Restricted stock units are a type of company reward where employees are promised shares of stock, but they only fully own these shares after meeting certain conditions, like staying with the company for a set time. They matter because they can become valuable assets and are often used to motivate employees to help the company succeed.
tax withholding obligation financial
"shares withheld to satisfy the reporting person's tax withholding obligation"
Agreement and Plan of Merger financial
"pursuant to that certain Agreement and Plan of Merger (the "Merger Agreement")"

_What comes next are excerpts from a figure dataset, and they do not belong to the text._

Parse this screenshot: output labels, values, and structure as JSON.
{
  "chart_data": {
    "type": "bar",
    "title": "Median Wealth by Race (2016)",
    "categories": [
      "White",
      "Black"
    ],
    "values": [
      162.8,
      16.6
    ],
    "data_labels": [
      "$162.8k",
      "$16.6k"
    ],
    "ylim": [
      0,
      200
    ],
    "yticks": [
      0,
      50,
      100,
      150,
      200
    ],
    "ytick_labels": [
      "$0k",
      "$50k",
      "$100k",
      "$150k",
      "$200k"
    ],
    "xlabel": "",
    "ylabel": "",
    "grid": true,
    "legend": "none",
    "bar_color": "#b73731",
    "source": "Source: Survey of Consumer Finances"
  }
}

An Agreement and Plan of Merger is a formal document where two companies agree to combine into one, outlining how the process will happen. It’s like a step-by-step plan for merging, and it matters because it shows both sides have agreed on the details before the official transition takes place.
Exchange Ratio financial
"equal to ... multiplied by (ii) the Exchange Ratio (as defined below)"
The exchange ratio is the number used to decide how many shares of one company you get for each share you own in another company during a merger or acquisition. It’s like a recipe that tells you how to swap shares fairly, ensuring both companies’ values are balanced. This ratio matters because it determines how ownership divides between the companies' shareholders.
FAQ
What did TBHC officer Melody Rose Jubert report in this Form 4?
Melody Rose Jubert reported tax-withholding dispositions of TBHC common stock tied to RSU vesting and a final disposition of her remaining shares in connection with a merger that converted each TBHC share into the right to receive Bed Bath & Beyond common stock.
What RSU vesting events triggered tax withholding for TBHC’s Chief Transformation Officer?
Tax withholding arose from 26,666 restricted stock units that vested on April 1, 2026 and 107,995 restricted stock units that vested on April 2, 2026. In each case, a portion of the resulting common shares was withheld to satisfy tax obligations, with remaining shares retained.
How did the RSUs held by TBHC employees convert at the merger effective time?
Each company restricted stock unit outstanding immediately before the effective time vested and converted into the right to receive shares of Bed Bath & Beyond common stock. The number was based on TBHC shares underlying each RSU multiplied by the 0.1993 exchange ratio, plus any fractional share cash consideration.